Hoje, Amaranta no encanto dos seus dezesseis anos completados na quinta-feira, praticamente comanda o meu gosto musical. Nos últimos anos, o que tenho conhecido de novidade vem das indicações de Amaranta. E vou na onda. Já tietei com ela a Tulipa Ruiz, fiquei espremido numa primeira fila ensandecida no show do Cícero, espiei meio de banda o canto diferente do Wado e, é só anunciarem que Camila Honda vai cantar, que Felipe Cordeiro tá por aqui fazendo uma apresentação, ou que a banda Zeromou vai lançar um EP, que lá vou eu, o pai me aprontando para acompanhar minha filha. Faço meu papel de tutor, de responsável, na companhia, mas também me divirto, ora, ora, porque os artistas que ela aprecia são, ó, preciosos mesmo. Também me dou com o som deles.

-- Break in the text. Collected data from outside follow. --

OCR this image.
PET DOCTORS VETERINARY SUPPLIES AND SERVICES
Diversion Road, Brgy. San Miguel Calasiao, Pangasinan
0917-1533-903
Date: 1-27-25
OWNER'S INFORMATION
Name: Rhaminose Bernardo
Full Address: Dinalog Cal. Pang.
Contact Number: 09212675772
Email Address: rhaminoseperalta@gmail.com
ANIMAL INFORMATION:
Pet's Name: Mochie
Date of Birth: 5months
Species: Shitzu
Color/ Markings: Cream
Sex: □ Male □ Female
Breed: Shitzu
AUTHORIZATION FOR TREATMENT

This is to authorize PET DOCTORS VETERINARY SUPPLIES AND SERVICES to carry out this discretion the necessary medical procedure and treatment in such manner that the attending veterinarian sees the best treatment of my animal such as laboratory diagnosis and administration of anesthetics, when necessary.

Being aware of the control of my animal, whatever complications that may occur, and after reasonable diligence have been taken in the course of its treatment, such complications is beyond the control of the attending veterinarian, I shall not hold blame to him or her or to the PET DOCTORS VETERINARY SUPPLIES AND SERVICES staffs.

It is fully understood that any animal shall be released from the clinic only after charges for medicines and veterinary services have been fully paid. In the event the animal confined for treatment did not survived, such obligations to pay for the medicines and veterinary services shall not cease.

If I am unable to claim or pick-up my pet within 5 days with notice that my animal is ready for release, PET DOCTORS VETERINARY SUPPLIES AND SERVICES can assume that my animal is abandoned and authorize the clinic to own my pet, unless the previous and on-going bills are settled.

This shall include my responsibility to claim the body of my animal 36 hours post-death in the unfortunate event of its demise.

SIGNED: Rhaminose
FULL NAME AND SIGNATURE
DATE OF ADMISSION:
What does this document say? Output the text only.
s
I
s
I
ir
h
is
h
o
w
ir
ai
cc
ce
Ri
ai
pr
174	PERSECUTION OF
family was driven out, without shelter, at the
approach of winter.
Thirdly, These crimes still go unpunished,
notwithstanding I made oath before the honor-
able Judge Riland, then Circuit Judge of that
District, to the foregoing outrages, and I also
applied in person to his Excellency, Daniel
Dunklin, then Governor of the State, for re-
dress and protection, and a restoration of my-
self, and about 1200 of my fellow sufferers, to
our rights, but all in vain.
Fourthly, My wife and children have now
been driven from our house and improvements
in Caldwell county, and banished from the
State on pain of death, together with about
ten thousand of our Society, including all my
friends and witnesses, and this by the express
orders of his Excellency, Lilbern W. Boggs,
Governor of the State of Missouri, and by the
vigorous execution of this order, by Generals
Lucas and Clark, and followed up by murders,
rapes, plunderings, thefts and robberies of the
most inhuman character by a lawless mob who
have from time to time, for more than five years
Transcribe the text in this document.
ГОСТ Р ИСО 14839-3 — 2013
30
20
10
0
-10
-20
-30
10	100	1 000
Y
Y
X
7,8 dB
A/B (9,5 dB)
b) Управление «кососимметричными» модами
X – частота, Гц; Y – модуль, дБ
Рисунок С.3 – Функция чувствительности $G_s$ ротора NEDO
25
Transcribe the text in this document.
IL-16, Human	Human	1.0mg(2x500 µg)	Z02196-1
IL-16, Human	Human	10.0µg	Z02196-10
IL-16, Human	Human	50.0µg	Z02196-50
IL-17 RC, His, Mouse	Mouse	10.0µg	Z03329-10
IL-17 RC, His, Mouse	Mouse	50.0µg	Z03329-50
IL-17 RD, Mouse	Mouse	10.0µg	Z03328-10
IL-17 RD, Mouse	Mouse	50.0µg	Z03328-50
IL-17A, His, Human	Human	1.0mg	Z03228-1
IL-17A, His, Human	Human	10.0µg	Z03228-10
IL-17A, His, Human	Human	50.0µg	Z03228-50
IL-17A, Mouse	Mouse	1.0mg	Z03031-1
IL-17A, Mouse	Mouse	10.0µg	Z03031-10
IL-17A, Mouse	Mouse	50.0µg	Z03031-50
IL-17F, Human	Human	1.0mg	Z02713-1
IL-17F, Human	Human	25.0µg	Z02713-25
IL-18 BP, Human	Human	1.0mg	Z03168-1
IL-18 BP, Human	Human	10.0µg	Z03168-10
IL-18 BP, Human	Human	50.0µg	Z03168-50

Fez dezesseis primaveras, minha Amaranta, essa semana. Já é uma mocinha decidida. Decidiu fazer teatro. No palco representa. Na vida, no entanto não se ausenta um segundo de si. Tem uma personalidade indivisa, tenaz. Obstinada, busca sempre, como nos primeiros cinco dias de vida, a claridade, as harmonias. E eu, aprecio, me surpreendo, tenteio, me certifico do bom disso tudo e ganho dias pra lá de felizes ao lado de minha Pêta cajá, Pêta caju.